HEM TASARRUF TEDBİRİ HEM HARCAMANIN ZİRVESİ!

Ülkemiz ekonomik olarak sıkıntılı bir süreçten geçiyor. Bu sıkıntılı duruma kötü yönetim ve doğal afetler sebep olarak görülebilir. Bizimde bu konuda fikirlerimiz var fakat bu yazıda ayrıntısına girmeyelim.

Sayın Mehmet Şimşek ekonominin başına geçince bütün iktisat politikaları 360 derece döndü. Detaylara girmeyelim fakat uygulanan sıkı para politikası gereği tasarruf tedbirleri açıklandı.

Tasarruf tedbirleri politikası açıklandı açıklanmasına fakat bunu kim uygulayacak, buna kim uyacak? “İtibardan tasarruf olmaz.” diyerek şatafat içinde yaşayanlar tasarrufa riayet eder mi? Olmuyor işte ne yapılsa tasarruf olmuyor. Bizde bir deyim var “”İmam tasarruf yapmazsa cemaat yapar mı?” diye.

Sakın saltanatın kaldırıldığını sanmayın. Ülkemizde Cumhuriyet rejimi ile demokrasiye geçildi gibi bir görüntü olsa da uygulamada maalesef saltanat kaldırılmadı adeta her kuruma, her ilçeye, her şehre birçok sultan atandı!

Bugünlerde Avrupa Futbol Şampiyonası oynanıyor. Şampiyonaya katılan ülkelerin federasyonlarının misafir olarak götürdüğü en fazla sayı 40 kişiymiş. Bazı ülkeler hiç misafir götürmemiş.
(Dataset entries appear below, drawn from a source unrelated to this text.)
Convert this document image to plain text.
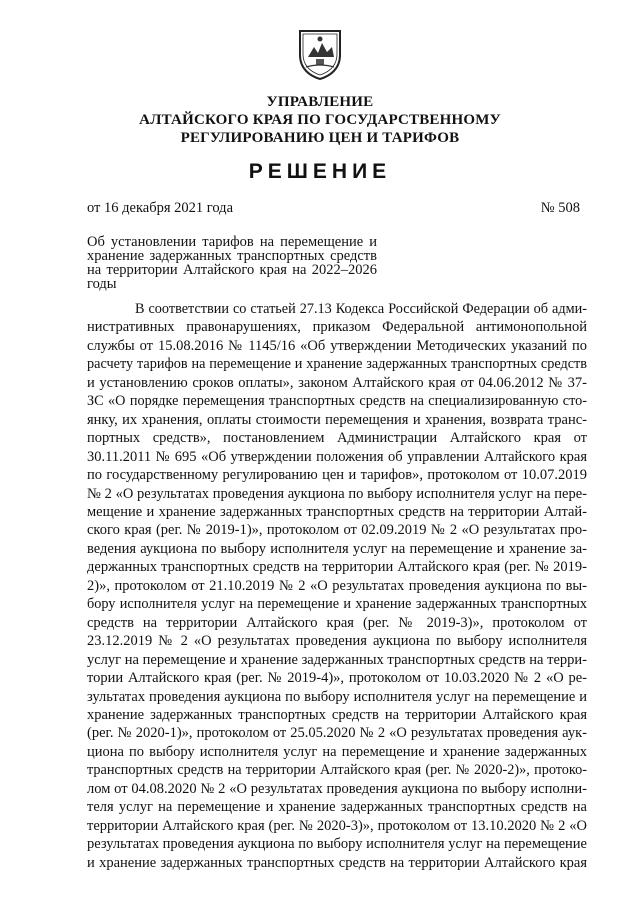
УПРАВЛЕНИЕ
АЛТАЙСКОГО КРАЯ ПО ГОСУДАРСТВЕННОМУ
РЕГУЛИРОВАНИЮ ЦЕН И ТАРИФОВ
РЕШЕНИЕ
от 16 декабря 2021 года	№ 508
Об установлении тарифов на перемещение и
хранение задержанных транспортных средств
на территории Алтайского края на 2022–2026
годы
В соответствии со статьей 27.13 Кодекса Российской Федерации об адми-
нистративных правонарушениях, приказом Федеральной антимонопольной
службы от 15.08.2016 № 1145/16 «Об утверждении Методических указаний по
расчету тарифов на перемещение и хранение задержанных транспортных средств
и установлению сроков оплаты», законом Алтайского края от 04.06.2012 № 37-
ЗС «О порядке перемещения транспортных средств на специализированную сто-
янку, их хранения, оплаты стоимости перемещения и хранения, возврата транс-
портных средств», постановлением Администрации Алтайского края от
30.11.2011 № 695 «Об утверждении положения об управлении Алтайского края
по государственному регулированию цен и тарифов», протоколом от 10.07.2019
№ 2 «О результатах проведения аукциона по выбору исполнителя услуг на пере-
мещение и хранение задержанных транспортных средств на территории Алтай-
ского края (рег. № 2019-1)», протоколом от 02.09.2019 № 2 «О результатах про-
ведения аукциона по выбору исполнителя услуг на перемещение и хранение за-
держанных транспортных средств на территории Алтайского края (рег. № 2019-
2)», протоколом от 21.10.2019 № 2 «О результатах проведения аукциона по вы-
бору исполнителя услуг на перемещение и хранение задержанных транспортных
средств на территории Алтайского края (рег. № 2019-3)», протоколом от
23.12.2019 № 2 «О результатах проведения аукциона по выбору исполнителя
услуг на перемещение и хранение задержанных транспортных средств на терри-
тории Алтайского края (рег. № 2019-4)», протоколом от 10.03.2020 № 2 «О ре-
зультатах проведения аукциона по выбору исполнителя услуг на перемещение и
хранение задержанных транспортных средств на территории Алтайского края
(рег. № 2020-1)», протоколом от 25.05.2020 № 2 «О результатах проведения аук-
циона по выбору исполнителя услуг на перемещение и хранение задержанных
транспортных средств на территории Алтайского края (рег. № 2020-2)», протоко-
лом от 04.08.2020 № 2 «О результатах проведения аукциона по выбору исполни-
теля услуг на перемещение и хранение задержанных транспортных средств на
территории Алтайского края (рег. № 2020-3)», протоколом от 13.10.2020 № 2 «О
результатах проведения аукциона по выбору исполнителя услуг на перемещение
и хранение задержанных транспортных средств на территории Алтайского края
Peki Türkiye Futbol Federasyonu kaç misafir götürmüş olabilir? Eleştirenlerin verdiği rakamlara göre tam 613 kişi götürmüşler. Futbol Federasyonu bu rakamı yalanladı ve 197 kişi götürdüklerini söyledi. Federasyonun beyanını doğru kabul etsek bile bu sayı çok değil mi?

“Her kurumun kendi bütçesi ve kendi parası var. Türkiye Futbol Federasyonu da misafirlerini kendi parasıyla götürdü.” diye bir savunma yapılabilir fakat o zaman da şu soruyu sormak gerekmez mi? Federasyona bağlı kulüplerin vergi borçları neden siliniyor? Diğer borçlar uygun faizle devlet tarafından neden finanse ediliyor? Federasyon parasını çarçur edene kadar kulüplere destek olsun.

Sayın Mehmet Şimşek futbol kulüpleri konusunda çok katı ve doğru bir tavır aldı, “Onlarca topçuya milyon dolarlar verenler kapımıza gelip vergi borçlarından dert yanmasın.” dedi. Kendisini tebrik ediyoruz. Her kulüp bir futbolcu az transfer yapsın ona ayırdığı bütçe ile hem vergisini ödesin hem de altyapıdan bir gence kadroda bulunma şansı tanısın.

Hani deveye sormuşlar “Neden boynun eğri diye, o da nerem doğru ki?” diye sormuş. Belki de Avrupa Kupalarına katılan ülkelerin içinde ekonomisi en sıkıntılı ülke Türkiye’dir fakat diğer bütün federasyonların getirdiğinden fazla misafir getiriyoruz.

Avrupa birliğindeki bütün ülkelerin toplamında bulunan araç sayısından fazla araca sahip kamumuz. Bizde valilerde ve belediye başkanlarında bulunan makam araçları, ihracatı bizimkinden on kat fazla olan ve bu araçları üreten ülkelerin devlet başkanlarında bile yok. Bu bir çelişki değil mi?

Devlet erkanı halkı tasarrufa davet ediyorsa buna kendisi de uymalı, hem de her kurumuyla. İnsanlar bu konuda ne düşünüyor etrafınıza bir sorsanız anlarsınız. Tabii ki insan içine çıkıyorsanız!

Nasıl olacak bu iş? Nasıl tasarruf yapacağız? Nasıl kalkınacağız? Üretmeden tüketen bir toplum kalkınabilir mi? Bu kadar lüks tüketimi yapmayı hak edecek hangi üretimi yaptık ki biz?

Kamu verdiği hizmetlerde çok ciddi fiyat düzenlemesi yapıyor. İğneden ipliğe fiyatlar değişecek. Bu sıkıntılı süreçte en çok mağdur olanlarda emekliler oluyor. Hem de Cumhurbaşkanımızın bu seneyi emekli yılı ilan etmesine rağmen. Bizim işimiz gerçekten çok zor.

Bu yazıyı okuyanların en az yarısı “Amma da abarttın.” diyecek biliyoruz fakat yapacak bir şey yok Gerçekler Acıtıyor.